A caminho do jantar ligámos o rádio, e fomos apanhados pelo momento histórico: o primeiro-ministro francês a fazer um discurso contido e digno sobre a necessidade de encerrar a vida pública no país. Na parte que apanhámos explicava que as escolas vão ficar abertas para os filhos de quem trabalha nos cuidados de saúde, e que os transportes públicos também vão continuar a funcionar para permitir que esses cuidadores possam continuar a servir a sociedade. Agradeceu imenso o esforço abnegado dessas pessoas, e depois apelou a todos para que faça cada um a sua parte, ficando em casa em vez de ser agente involuntário de propagação do vírus. A seguir falou um especialista, explicando a situação, os riscos e os cuidados a ter para não levarmos o vírus às pessoas mais fragilizadas da nossa sociedade. A palavra chave é responsabilidade. As duas intervenções deixaram-me a sensação de ser agente deste momento histórico, com um papel importantíssimo: evitar por todos os meios ser contaminada, para não contaminar os outros. 

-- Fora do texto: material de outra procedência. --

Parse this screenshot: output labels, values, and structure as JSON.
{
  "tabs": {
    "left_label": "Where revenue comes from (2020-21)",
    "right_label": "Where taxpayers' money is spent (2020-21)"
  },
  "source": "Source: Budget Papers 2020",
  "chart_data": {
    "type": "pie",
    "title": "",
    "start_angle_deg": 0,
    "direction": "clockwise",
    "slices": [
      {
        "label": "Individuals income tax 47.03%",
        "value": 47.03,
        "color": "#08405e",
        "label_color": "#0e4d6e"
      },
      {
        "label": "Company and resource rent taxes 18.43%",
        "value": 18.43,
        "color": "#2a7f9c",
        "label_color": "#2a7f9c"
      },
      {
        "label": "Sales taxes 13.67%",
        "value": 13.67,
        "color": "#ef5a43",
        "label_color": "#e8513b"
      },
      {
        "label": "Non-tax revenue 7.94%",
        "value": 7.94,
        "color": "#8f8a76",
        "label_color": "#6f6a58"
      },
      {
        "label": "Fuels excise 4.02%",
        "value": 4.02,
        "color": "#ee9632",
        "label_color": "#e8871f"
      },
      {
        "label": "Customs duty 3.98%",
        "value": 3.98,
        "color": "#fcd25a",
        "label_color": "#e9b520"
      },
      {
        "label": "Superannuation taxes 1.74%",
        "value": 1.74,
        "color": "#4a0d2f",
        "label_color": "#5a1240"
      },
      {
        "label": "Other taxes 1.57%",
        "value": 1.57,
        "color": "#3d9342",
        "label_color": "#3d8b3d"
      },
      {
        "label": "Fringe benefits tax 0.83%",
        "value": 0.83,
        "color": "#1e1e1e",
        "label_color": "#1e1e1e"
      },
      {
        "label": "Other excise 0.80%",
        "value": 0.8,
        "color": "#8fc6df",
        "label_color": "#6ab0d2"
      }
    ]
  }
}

Tanto quanto percebi: a partir das zero horas de hoje, e não sei durante quanto tempo, vão fechar todas as lojas excepto supermercados e farmácias, bem como restaurantes, bares, cafés, cinemas, teatros. Escolas e infantários permanecem fechados pelo menos até ao fim das férias da primavera.
A França fechou.

Durante o jantar falou-se com surpresa no que parece ter sido uma decisão tomada em cerca de três horas. No regresso a casa ouvimos na rádio um representante de uma associação nacional de empresas de restauração a criticar a decisão precipitada do governo. Perguntei-me se ele não teria uma avó, ou um filho asmático.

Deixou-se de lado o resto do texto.